Content with the quality, A then started the negotiation process, whittling the price down from the same R4,000 as the cigar factory to the equivalent of about R400, by which time the seller was looking very unhappy and, I thought, liable to take drastic action. Amazingly the deal was concluded with the seller close to tears, payment was made, cigars taken and we strolled out and down the passage to the stairs as nonchalantly as my nerves could manage, all the while expecting an angry roar and a dagger in the back.

"Classic" American cars, Havana
“Classic” American cars, Havana

Then, on the way back to the hotel……… but that’s another story, let’s just say I was mightily relieved to get there.”

 

5 thoughts on “Havana Cuban Cigar”

  1. Hi Don,

    FYI – On Tuesday 7th March Ian Jardine-Young is giving a presentation to U3A North – ‘Life in Cuba under Fidel Castro – a Personal Visit’. He spent 6 weeks in the country in 2003.

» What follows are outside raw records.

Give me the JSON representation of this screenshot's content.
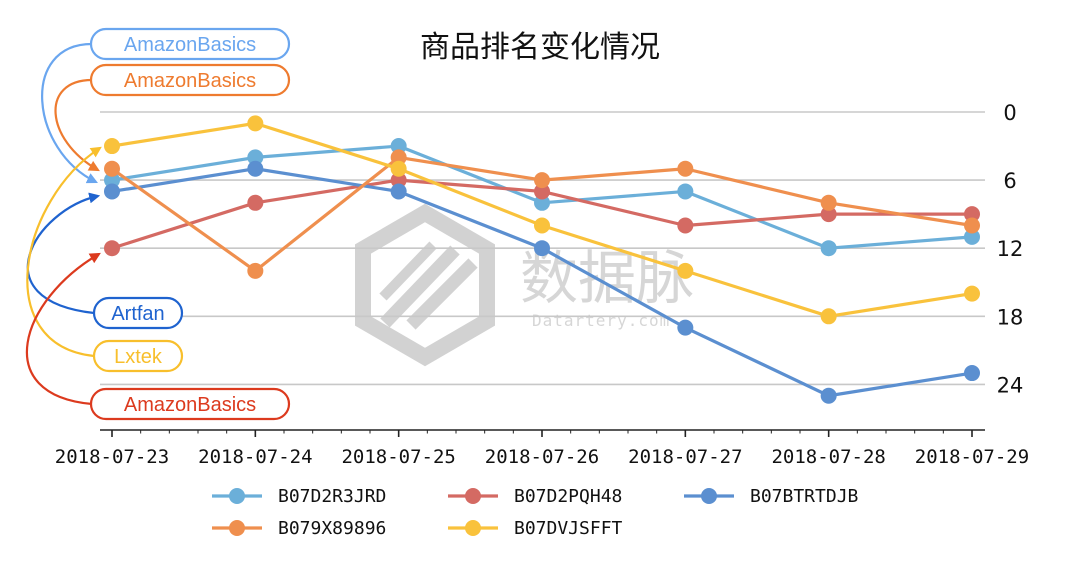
{
  "chart_data": {
    "type": "line",
    "title": "商品排名变化情况",
    "categories": [
      "2018-07-23",
      "2018-07-24",
      "2018-07-25",
      "2018-07-26",
      "2018-07-27",
      "2018-07-28",
      "2018-07-29"
    ],
    "ylim": [
      0,
      28
    ],
    "y_inverted": true,
    "yticks": [
      0,
      6,
      12,
      18,
      24
    ],
    "y_axis_side": "right",
    "grid": true,
    "legend_position": "bottom",
    "series": [
      {
        "name": "B07D2R3JRD",
        "color": "#6bafd9",
        "values": [
          6,
          4,
          3,
          8,
          7,
          12,
          11
        ]
      },
      {
        "name": "B07D2PQH48",
        "color": "#d46a63",
        "values": [
          12,
          8,
          6,
          7,
          10,
          9,
          9
        ]
      },
      {
        "name": "B07BTRTDJB",
        "color": "#5b8fd0",
        "values": [
          7,
          5,
          7,
          12,
          19,
          25,
          23
        ]
      },
      {
        "name": "B079X89896",
        "color": "#ef8f4e",
        "values": [
          5,
          14,
          4,
          6,
          5,
          8,
          10
        ]
      },
      {
        "name": "B07DVJSFFT",
        "color": "#f9c23c",
        "values": [
          3,
          1,
          5,
          10,
          14,
          18,
          16
        ]
      }
    ]
  },
  "callouts": [
    {
      "label": "AmazonBasics",
      "color": "#6aa6ef",
      "series": "B07D2R3JRD"
    },
    {
      "label": "AmazonBasics",
      "color": "#ee7b2f",
      "series": "B079X89896"
    },
    {
      "label": "Artfan",
      "color": "#1f63cf",
      "series": "B07BTRTDJB"
    },
    {
      "label": "Lxtek",
      "color": "#f8bf2c",
      "series": "B07DVJSFFT"
    },
    {
      "label": "AmazonBasics",
      "color": "#dc3a1e",
      "series": "B07D2PQH48"
    }
  ],
  "watermark": {
    "cn": "数据脉",
    "en": "Datartery.com"
  }
}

  2. Donald – What a hoot? I, too, would have been extremely nervous. I know who A is – he’s clearly pretty smart; one can barter down anyone if one has the right technique. The photos are great, too. I would go just to see all the 1950s cars, which were popular in South Africa in my teenage years – my boyfriend had a 1956 Chevy! I hope you are enjoying your time with your Canadian family and will be expecting another blog with all the birds you see at your various destinations. Lots of love to you and Gerda, Michèle.